Grade A offices rents decrease by 6.5% in August
Office rents declined to HK$62.6 per sq ft.
Grade A office rents in Hong Kong declined to HK$62.6 per sq ft in August, decreasing by 6.5% year-on-year (YoY) and 3% year-to-date (YTD), according to Knight Frank’s research.
Amongst the major submarkets, Central, Admiralty, and North Point recorded a larger rental decline of -5.8%, -6.0%, and -9.7% YTD, respectively.
Meanwhile, the overall vacancy rate for Grade A offices remained at 13.4%.
Several local law firms, particularly those specialising in conveyancing, initial public offerings (IPOs), and local securities firms, have scaled back their operations due to the challenging economic environment.
However, new hedge funds in the market are driving new demand for office space below 5,000 sq ft.
Recently, a local hedge fund leased the whole 9th floor, which was equivalent to 5,700 sq ft of LHT Tower.
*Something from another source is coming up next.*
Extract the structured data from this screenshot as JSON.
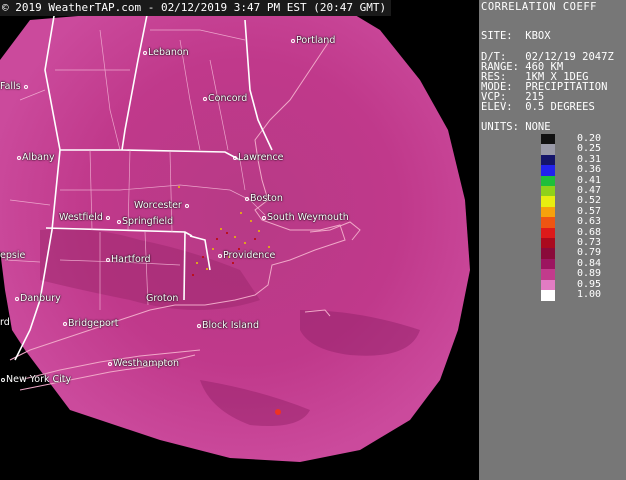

The growth of hedge funds is expected to drive some leasing activity in the coming months.
The report maintains its rental forecast of a 3% to 5% drop in 2024.
In Kowloon, the volume of new leasing transactions saw a decrease of 13% month-on-month (MoM) in August due to the summer holiday period.
With limited new demand, the average monthly rent dropped to HK$22.8 per sq ft.; however, leasing activity is expected to gradually increase in September and October after the summer holiday.
Leasing activity from semi-retail tenants picked up during the month, with HKU Space leasing a 23,593 sq ft office in Kingston International Centre in Kowloon Bay.
The report noted that office rents in the Kowloon market are expected to experience a mild drop in the coming months, as tenants adopt a more conservative approach to the market outlook.
Rents in Kowloon East are expected to drop by 3% to 5% due to the exit of ICBC from Kwun Tong.